An initial implementation was added in this commit https://github.com/prashanthr05/kindyn-vio/commit/1c810cc5ae0a4932caa592316ccd118aa19787e2.

prashanthr05 commented 2 years ago

We may close this issue, given the preliminary implementation of the PointsTracker class to be used by configuring the ImageProcessor class.

A sample test case available in PointsTrackerTest.
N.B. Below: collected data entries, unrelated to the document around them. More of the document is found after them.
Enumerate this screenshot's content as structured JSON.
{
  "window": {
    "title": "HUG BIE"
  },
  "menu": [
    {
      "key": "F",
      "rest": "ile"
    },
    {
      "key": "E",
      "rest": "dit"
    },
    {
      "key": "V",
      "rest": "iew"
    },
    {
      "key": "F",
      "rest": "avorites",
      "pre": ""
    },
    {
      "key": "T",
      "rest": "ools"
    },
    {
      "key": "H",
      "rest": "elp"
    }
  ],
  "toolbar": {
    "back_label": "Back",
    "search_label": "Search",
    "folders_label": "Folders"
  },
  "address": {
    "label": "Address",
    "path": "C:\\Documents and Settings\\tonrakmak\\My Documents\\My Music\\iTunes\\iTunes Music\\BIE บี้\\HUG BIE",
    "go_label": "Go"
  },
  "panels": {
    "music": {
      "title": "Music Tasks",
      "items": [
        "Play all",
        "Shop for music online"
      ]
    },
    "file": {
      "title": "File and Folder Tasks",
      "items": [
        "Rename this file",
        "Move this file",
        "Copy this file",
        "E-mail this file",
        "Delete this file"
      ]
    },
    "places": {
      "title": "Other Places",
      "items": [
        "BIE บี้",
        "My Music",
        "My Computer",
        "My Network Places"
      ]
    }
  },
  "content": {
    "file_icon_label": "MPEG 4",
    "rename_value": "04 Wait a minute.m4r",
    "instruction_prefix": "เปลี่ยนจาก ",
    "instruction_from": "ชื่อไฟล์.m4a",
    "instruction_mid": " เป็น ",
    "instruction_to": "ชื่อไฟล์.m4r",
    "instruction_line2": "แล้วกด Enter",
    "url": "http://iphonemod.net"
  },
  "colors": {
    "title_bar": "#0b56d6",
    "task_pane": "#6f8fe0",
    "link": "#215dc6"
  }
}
prashanthr05 commented 2 years ago

The PointsTracker class was improved in https://github.com/dic-iit/kindyn-vio/commit/bb6907128e3a172f8b49169b05b8a6b3c306a5f5 by considering bi-directional optical flow check for tracking features across consecutive frames. The video below shows the features tracked across multiple frames, where each marker is described as P<feature-id>, <frame-track-count>, where P signifies a point feature . For example P3, 10 means the point feature was assigned with the ID 3 and has been tracked for 10 consecutive frames. The color of the marker changes from blue to red depending on how long it has been tracked.

https://user-images.githubusercontent.com/6506093/127321716-7c632284-7efd-4071-99de-fa81e2ccfd29.mp4

This example is implemented in PointsTrackerTest class.

It can be noticed that the features close to the Aruco marker are tracked as expected. While a very significant feature, which is the corner on the laptop is not being tracked across images. This might be due to the reason that since it's a single point it get's rejected as an outlier in the RANSAC based elimination which uses the essential matrix as the model fit. Indirectly, this point might not be explicable within the rigid body transformation between the two camera frames, as much as those dense points over the aruco marker.